Plus ça change, plus c'est la même chose

The first time I saw Jimmy Savile I observed in quite a neutral way that he wore a blond wig (actually it's his own hair).  The notice brought me a letter from a friend of his, saying Savile had been struck all of a heap by the ferocity of my attack.  It is strange that a man so sensitive to ridicule that he where it isn't should go out of his way to excite it.  The B.B.C.'s documentary about him, The World of Jimmy Savile, was well worth doing.  Most of us are shockingly ignorant about these disc jockeys, who are as meaningful in our times as frozen food and all-destroying insecticides.  I cannot help seeing his professional personality as an embodiment of everything I most detest about the Pop cult.  Nothing personal Jim.

What does he do?  He introduces gramaphone records.  What's so special about that?  He does it in cowboy boots and a Little Lord Fauntleroy coiffure.  Anything else?  He has a quick, crude and ready tongue.  For this he picks up £1,000 a week, mainly from Radio Luxembourg shows, plus occasional gifts from interested parties.  "If a geezer wants to make me a little present of course I'll take it.  He buys me a few smelts.  He's going to make £20,000 out of a song..."  It seems the total triumph of a gimmick.  The idea of him is so unpleasing that had only to present himself as a reasonably nice person to seem a positive ornament to society.

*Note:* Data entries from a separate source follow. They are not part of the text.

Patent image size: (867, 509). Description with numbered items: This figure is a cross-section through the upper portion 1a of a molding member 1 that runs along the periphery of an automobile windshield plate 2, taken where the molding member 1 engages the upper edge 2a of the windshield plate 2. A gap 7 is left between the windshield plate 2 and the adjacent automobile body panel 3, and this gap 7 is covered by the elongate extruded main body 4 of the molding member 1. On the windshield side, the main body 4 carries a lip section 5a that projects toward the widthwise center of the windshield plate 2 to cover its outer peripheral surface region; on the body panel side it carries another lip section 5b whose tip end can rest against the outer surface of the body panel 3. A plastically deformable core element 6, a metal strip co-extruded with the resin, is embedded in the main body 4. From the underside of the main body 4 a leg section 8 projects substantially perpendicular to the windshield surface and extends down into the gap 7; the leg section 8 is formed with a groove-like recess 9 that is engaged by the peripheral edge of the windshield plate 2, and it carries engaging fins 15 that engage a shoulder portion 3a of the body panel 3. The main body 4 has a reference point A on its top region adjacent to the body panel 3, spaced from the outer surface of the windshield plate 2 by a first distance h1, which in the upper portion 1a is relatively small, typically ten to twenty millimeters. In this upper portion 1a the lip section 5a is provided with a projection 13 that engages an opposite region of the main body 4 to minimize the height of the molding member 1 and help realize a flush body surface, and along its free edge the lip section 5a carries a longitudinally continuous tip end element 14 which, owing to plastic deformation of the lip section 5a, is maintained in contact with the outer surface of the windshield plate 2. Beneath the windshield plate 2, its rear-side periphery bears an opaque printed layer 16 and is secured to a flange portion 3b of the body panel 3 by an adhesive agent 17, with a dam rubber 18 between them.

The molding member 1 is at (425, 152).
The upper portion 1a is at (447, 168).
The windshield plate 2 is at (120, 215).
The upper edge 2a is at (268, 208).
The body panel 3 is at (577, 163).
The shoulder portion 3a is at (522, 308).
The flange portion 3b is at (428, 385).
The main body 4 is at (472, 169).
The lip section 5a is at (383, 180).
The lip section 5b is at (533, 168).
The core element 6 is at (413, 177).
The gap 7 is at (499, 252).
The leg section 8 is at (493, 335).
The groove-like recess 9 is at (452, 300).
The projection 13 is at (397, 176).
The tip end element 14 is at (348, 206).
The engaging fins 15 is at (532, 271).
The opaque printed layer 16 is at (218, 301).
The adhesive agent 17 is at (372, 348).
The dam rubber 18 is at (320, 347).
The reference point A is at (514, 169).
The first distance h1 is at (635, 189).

This entertaining film (by John Robins) showed the jockey in various aspects: telling his beads, doing the rounds of an old persons' home, being nice to his mother, introducing records in a weird mix of Yorkshire and West End American, driving his £11,000 Rolls up for a snack at Fortes on the M1, being chucked around the wrestling ring by Gentleman Jim Lewis.  Evidently, he is nicer, tougher, and more intelligent than one might think.  He is a genuine eccentric show-off who really likes people.  He is not a butt as he showed in his talk to medical students, admittedly no severe intellectual challengers.  The film could not explain why these humble virtues earn so much money.  His appeal to the rich, ignorant, bamboozled teenage market remains a total mystery.